Wednesday 3 July 2013

Dowland. Midnight. Alina.

In response to Alina Rotaru's kind words, I'd like to write something about the story behind our coming together for a musical project.

It all started last year, when my wife Susanna Pell and I released our first duo CD, entitled Division-Musick.  Alina and I got into a dialogue via Facebook (we had never met), and agreed a CD exchange: I was to send her Division-Musick, and she would send me her Froberger CD. Well, that was it! I listened a few times to the Froberger disc, and realised a few things: firstly, this was the most beautiful harpsichord CD I'd ever heard -- the playing is superlatively expressive, the instrument (a famous original Ruckers harpsichord) is magnificent, the recorded sound achieved by Carpe Diem's producer/engineer, Jonas Niederstadt, is perfect, and Froberger's music divine. But secondly, and perhaps more importantly, I had the feeling (both from the recording and from our dialogue) that Alina was musically a kindred spirit, who experienced the music (particularly the often melancholy music of the early seventeenth century) in just the way that I experience it.

My natural response when I come across a piece of music that I love is to try to find a way to play it on the lute. My natural response when I come across a musician that I really connect with (in whatever genre of music) is to try to find a way to make music together. Alina had said that she'd love to meet me next time I'm in Germany. So I wrote back and said that I had an idea for a duo project: a concert and CD programme entitled "Mr. Dowland's Midnight", in which Dowland's lute music is placed alongside some of the many wonderful early seventeenth-century keyboard settings by his contemporaries. This would be not so much a duo programme as a "joint solo programme". To my delight, Alina replied with a big YES.

So I began formulating some ideas (including concocting pieces for us to play together), and last week, after a giving two concerts in Potsdam, I found myself staying with Alina and Jonas in their new home in Berlin for a couple of days, where we played together pretty much non-stop, and formulated a programme, complete with running order.

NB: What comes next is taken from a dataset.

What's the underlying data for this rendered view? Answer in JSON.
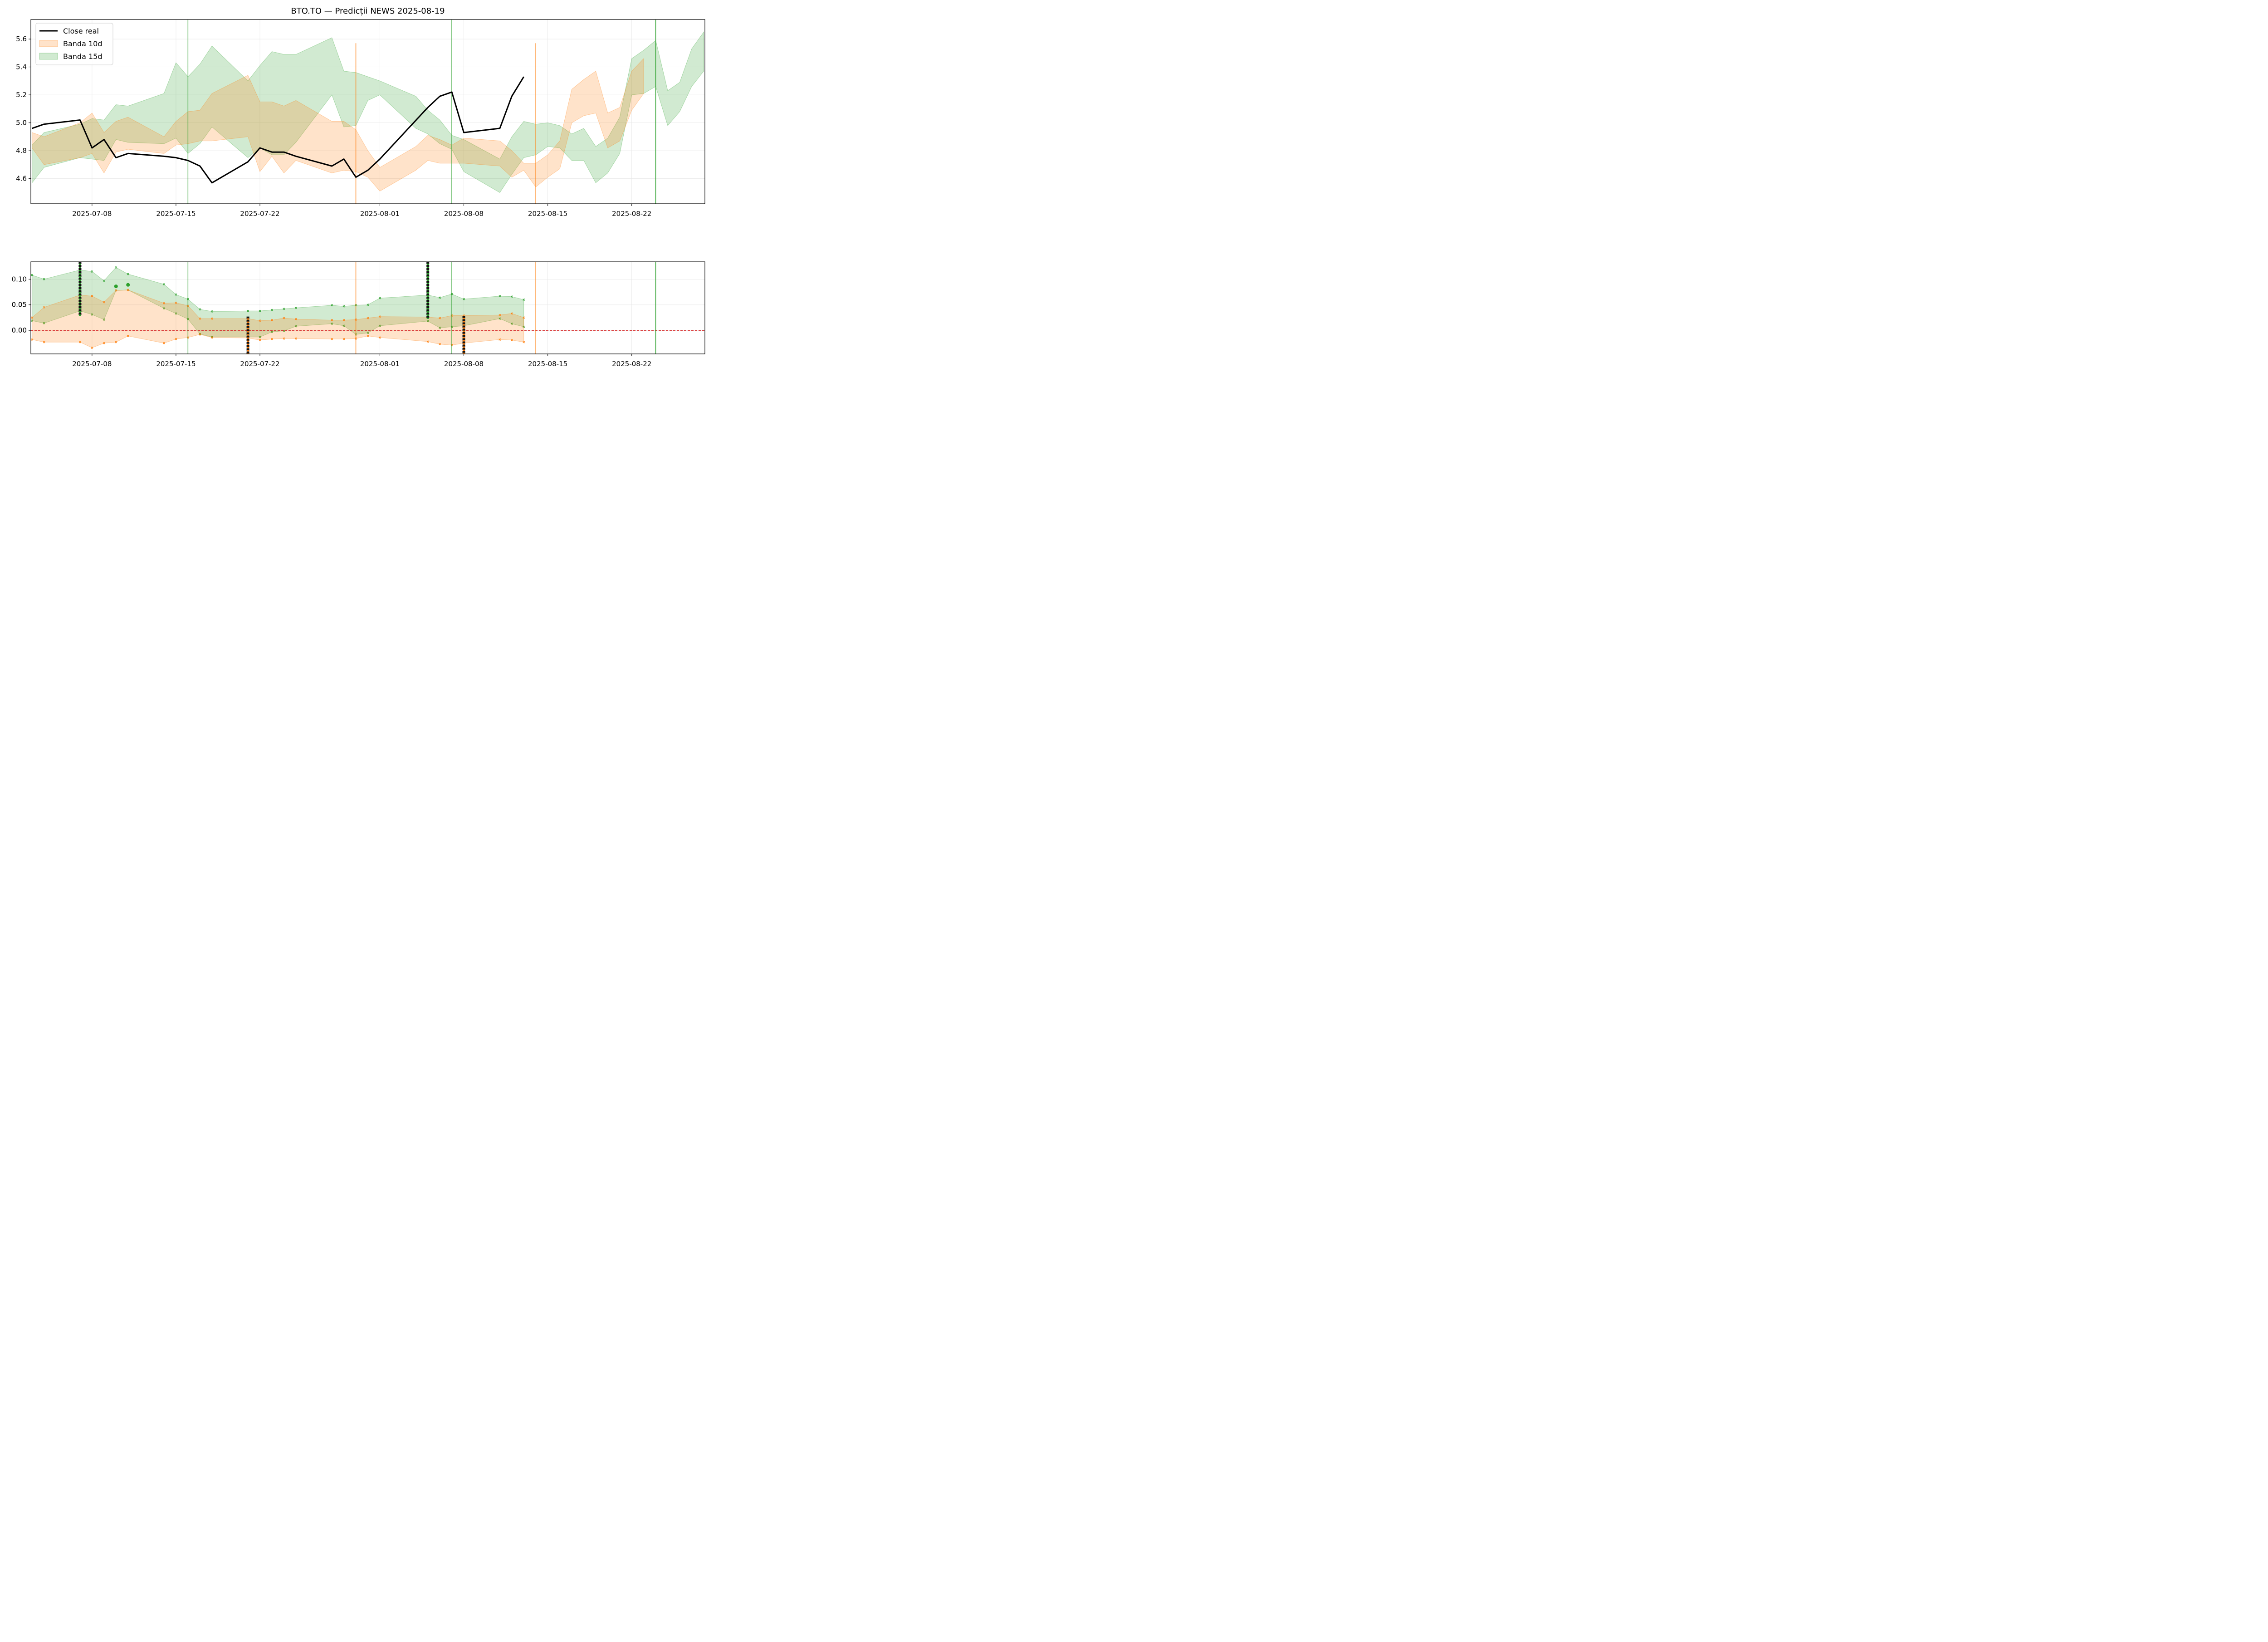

I won't go on now about the generous hospitality of Alina and Jonas, or about the great conversations we had, or the remarkable ways in which our ideas about music seemed to coincide (oh, and the great food!). Suffice it to say that we connected musically at least as well as I had hoped; it gave me an enormous boost to exchange music in this way, and to embark on what I think is an extremely exciting new musical project. Video clips of some of the work we did are at the bottom of this page.

Under "normal" circumstances, I probably would not have thought of doing a Dowland project on lute and harpsichord. It might seem at first a slightly peculiar idea, given that Dowland did not write for the combination. But my inspirations were, as I say, Alina's musicianship, her affinity with the music of the period, and the rather high-quality body of surviving Dowland keyboard transcriptions. And, in the end, the project has morphed somewhat. Yes, I'm still doing a few solos. And yes, Alina is too. But we've chosen to "concoct" quite a lot of duo material, simply because, as Jonas put it: "your duetting is really special -- why not do a project together in which you play mainly together, rather than mainly separately?" (These are not his words, but that was his point, I think.) I know of no music specifically for lute and keyboard from Dowland's time. But I know of lots of paintings which show the two playing together. And, more importantly, I know that musicians of the time were constantly adapting music for the available forces. In precisely that sense, we are doing something which is entirely "authentic".

As I said earlier, when I fall in love with a particular piece of music, I try to find a way to play it and when I hear a musician whose playing goes straight to my heart, I try to find a way to make music with that musician. With Alina and Mr. Dowland, I feel that I am doing both.